Стасиков папа-мент устроил истерику Лешему по телефону лишь потому, что Настенька строчила любовные послания с его "билайна", пока они ехали. Наобещал Лешему проблем.
"С ростовским шоканьем и хохлацким гэканьем, между прочим, всё как ты любишь, Леший! – думал он, – Как менты-кубаноиды, которые в прошлом году "обували" тебя на трассе под Джубгой, вымогая честно настритованные деньги со словами "а хочешь, мы у тебя наркотики найдём"! Тоже ведь "шокали" и "гэкали"! Ты их проклял конечно, как умел, но у сволочи, как правило, высокая сопротивляемость проклятиям. Не факт, что сработает. Ну, да ладно о грустном, вон тётенька идёт и песню под нос напевает! Вон мальчик с мороженым от мамы убежал и голубей гоняет! Вон на перекрёстке с Ворошем пробка сигналит – неслыханное дело для Ёбурга такое бибиканье! Вон сколько всего цветёт!
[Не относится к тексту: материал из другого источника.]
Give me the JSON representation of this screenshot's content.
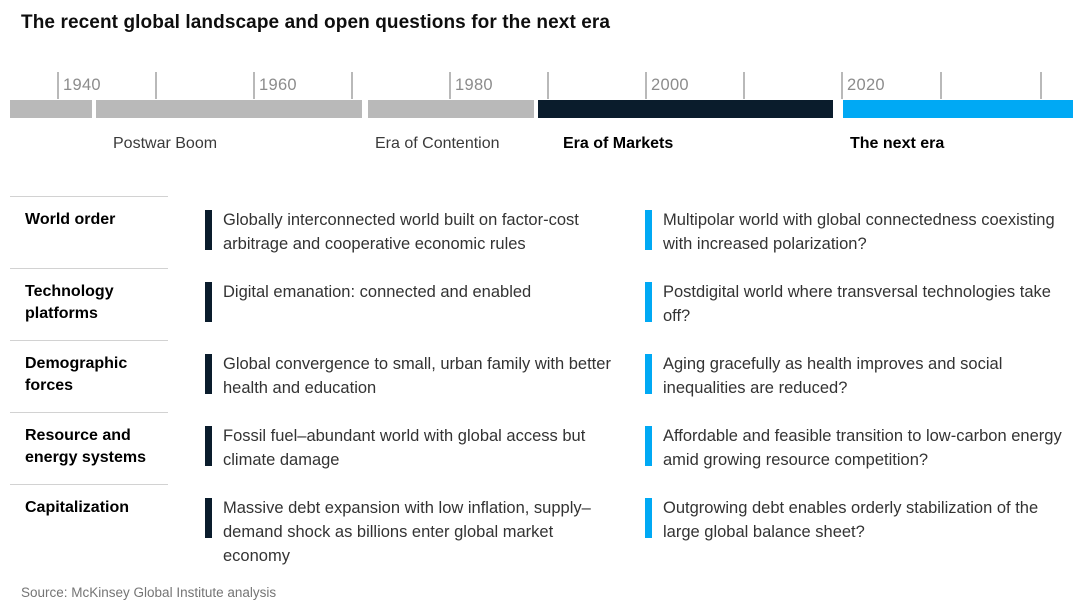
{
  "title": "The recent global landscape and open questions for the next era",
  "timeline": {
    "year_labels": [
      "1940",
      "1960",
      "1980",
      "2000",
      "2020"
    ],
    "eras": [
      {
        "label": "Postwar Boom",
        "emphasis": false
      },
      {
        "label": "Era of Contention",
        "emphasis": false
      },
      {
        "label": "Era of Markets",
        "emphasis": true
      },
      {
        "label": "The next era",
        "emphasis": true
      }
    ],
    "colors": {
      "past_gray": "#b9b9b9",
      "markets_navy": "#0a1c2c",
      "next_blue": "#00a9f4"
    }
  },
  "rows": [
    {
      "label": "World order",
      "markets": "Globally interconnected world built on factor-cost arbitrage and cooperative economic rules",
      "next": "Multipolar world with global connectedness coexisting with increased polarization?"
    },
    {
      "label": "Technology platforms",
      "markets": "Digital emanation: connected and enabled",
      "next": "Postdigital world where transversal technologies take off?"
    },
    {
      "label": "Demographic forces",
      "markets": "Global convergence to small, urban family with better health and education",
      "next": "Aging gracefully as health improves and social inequalities are reduced?"
    },
    {
      "label": "Resource and energy systems",
      "markets": "Fossil fuel–abundant world with global access but climate damage",
      "next": "Affordable and feasible transition to low-carbon energy amid growing resource competition?"
    },
    {
      "label": "Capitalization",
      "markets": "Massive debt expansion with low inflation, supply–demand shock as billions enter global market economy",
      "next": "Outgrowing debt enables orderly stabilization of the large global balance sheet?"
    }
  ],
  "source": "Source: McKinsey Global Institute analysis"
}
Красота же! А вот и квас!"
Папа мальчика Стасика, кроме обещания "проблем", всё интересовался на каком поезде Леший приехал и как уезжает, на что Леший честно ответил про автостоп. Поэтому лёгкий стрём в душе всё же присутствовал. Но цветущий город с расслабленной атмосферой выходного дня и холодный квас из бочки топят любое сердце и остужают эмоциональный пыл.
Вечером Леший встретился с Зайцем, уже с одним. Пока шли до вписки, Заяц прикололся над какими-то гопотёлками, которые принялись бурно обсуждать лешевский рюкзак – 50-литровый трассовый бэг. Заяц в ответ на их заспинные реплики просто приспустил штаны, показав им голую задницу. Догонять и устраивать разборку они не стали, а Заяц прокомментировал: "Это Ростов, дружище, здесь всё на эмоциях решается".
Привёл Заяц Лешего на вписку в типичный ростовский дом с типичным ростовским двором.
О, ростовские дворы! Это не воспетые холодные питерские "колодцы", и не универсальные ёбуржско-новосибирско-дахрензнает-каковские лавочки у подъездов бетонных муравейников! Это отдельный уютный и замкнутый мир с воротами, флигелями, сушащимся бельём, кошками и железными лестницами в несколько этажей высотой до самых квартир!